Hopefully the permission scheme is similar to Windows 10, eg. Apps can only open settings to the "change defaults" screen and no longer can auto-set your default browser.

Not really. Android has a similar feature for years and no application can abuse this system since this is all controlled by OS.

Are they considering letting you change the default calling app? That would seem very odd. Mail and browser, and perhaps messaging (only for the purpose of “Siri, send a message to Joe saying blah”).

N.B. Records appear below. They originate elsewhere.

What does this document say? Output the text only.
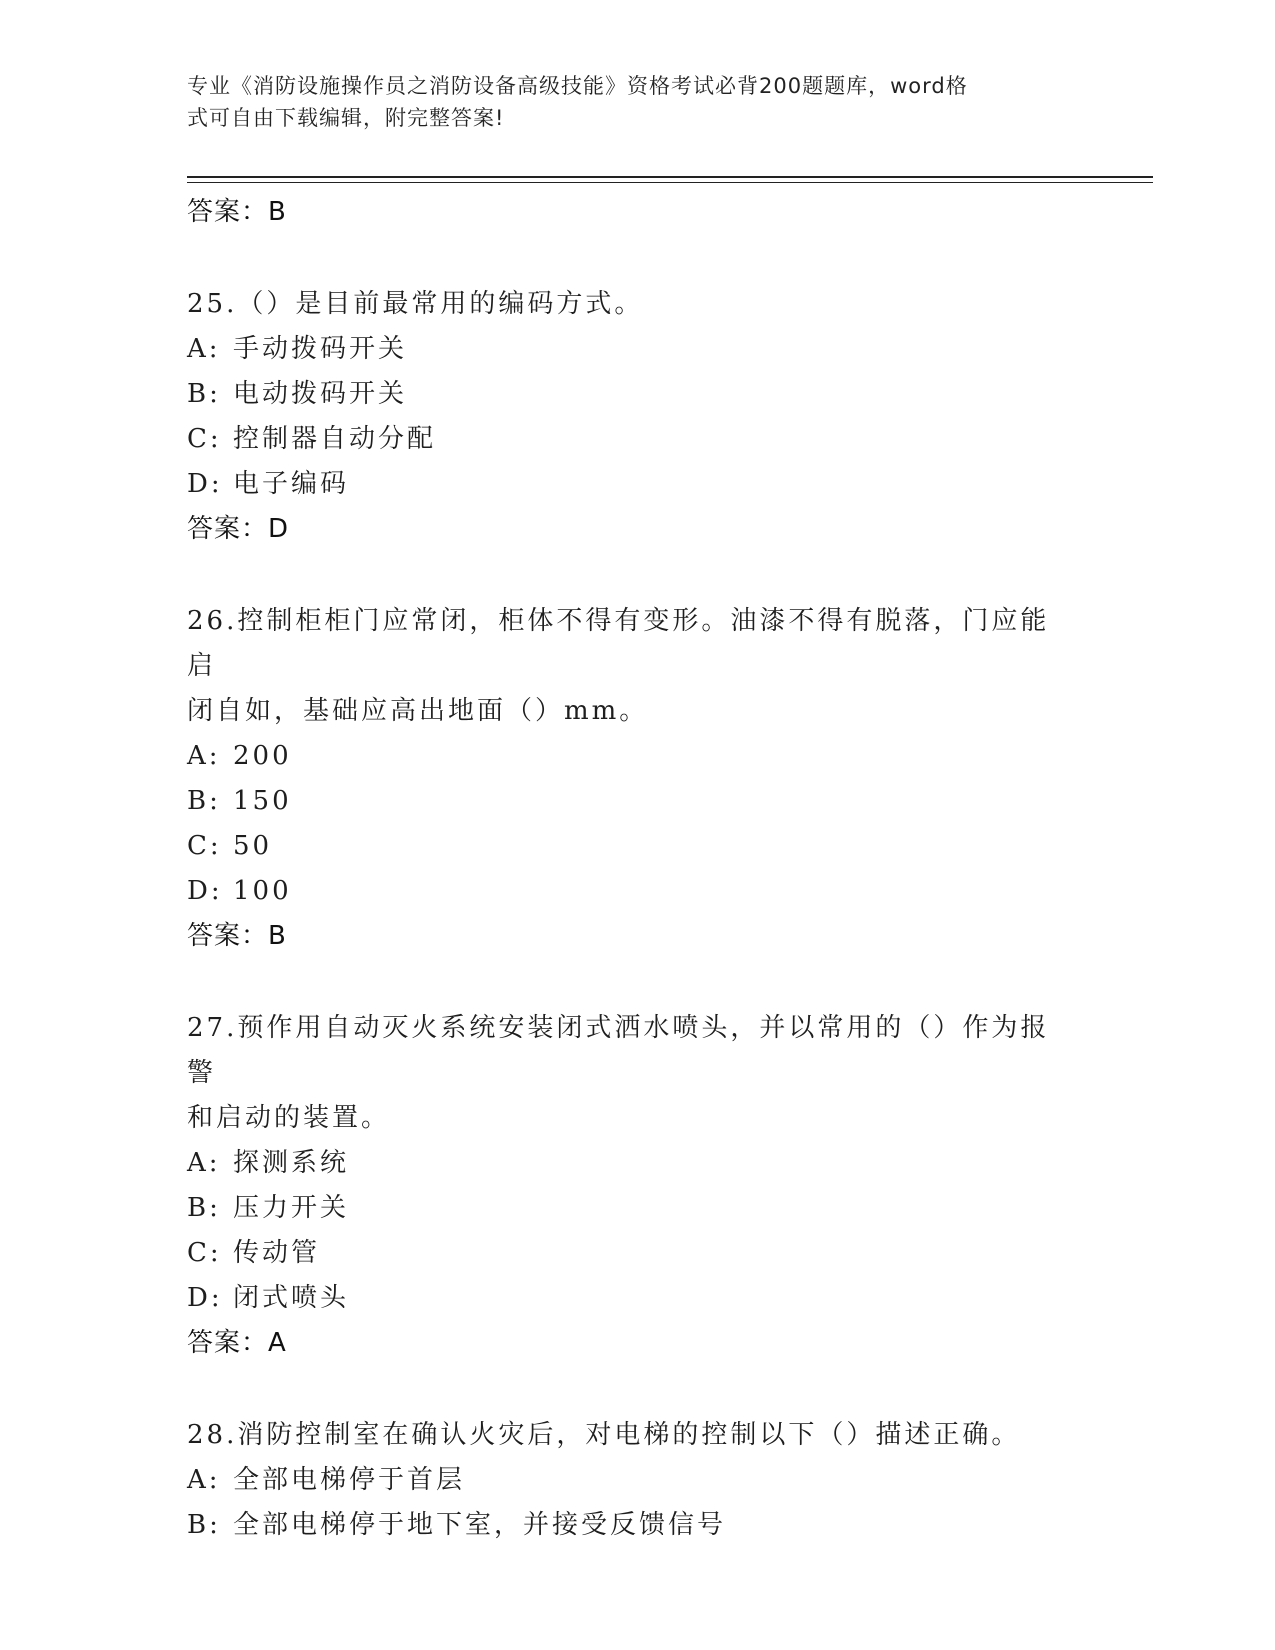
专业《消防设施操作员之消防设备高级技能》资格考试必背200题题库，word格
式可自由下载编辑，附完整答案!
答案：B
25.（）是目前最常用的编码方式。
A: 手动拨码开关
B: 电动拨码开关
C: 控制器自动分配
D: 电子编码
答案：D
26.控制柜柜门应常闭，柜体不得有变形。油漆不得有脱落，门应能启
闭自如，基础应高出地面（）mm。
A: 200
B: 150
C: 50
D: 100
答案：B
27.预作用自动灭火系统安装闭式洒水喷头，并以常用的（）作为报警
和启动的装置。
A: 探测系统
B: 压力开关
C: 传动管
D: 闭式喷头
答案：A
28.消防控制室在确认火灾后，对电梯的控制以下（）描述正确。
A: 全部电梯停于首层
B: 全部电梯停于地下室，并接受反馈信号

I doubt this since they already have CallKit which is used for global call answering similar to the Phone app. Maybe the extent is being able to set a default for what app is used to call phone numbers when you click them.

There is already a Siri intent that allows you to send messages via third party apps.

This would make me reconsider iPhone, this would also be a boon for Microsoft, Amazon and Google.

Safari on iOS 13 is broken and getting worse. Bring it on.

How is it broken? (Legitimate question, I haven’t had any issues with it)

iPhone 11 Pro, iOS 13.3.1.

Pages will render blank, scrolling shows content but then gets wiped blank. Once the app loses its mind it needs to be force quit before it works again. I’ll try a screen recording sometime. I can’t be the only one seeing this.

Happens daily for me too iOS 13 on iPhone 8. Force quitting is the only fix

Cost of Antitrust settlement 12 years after doing what you wanted?

Cost of software patch for inconsequential issue?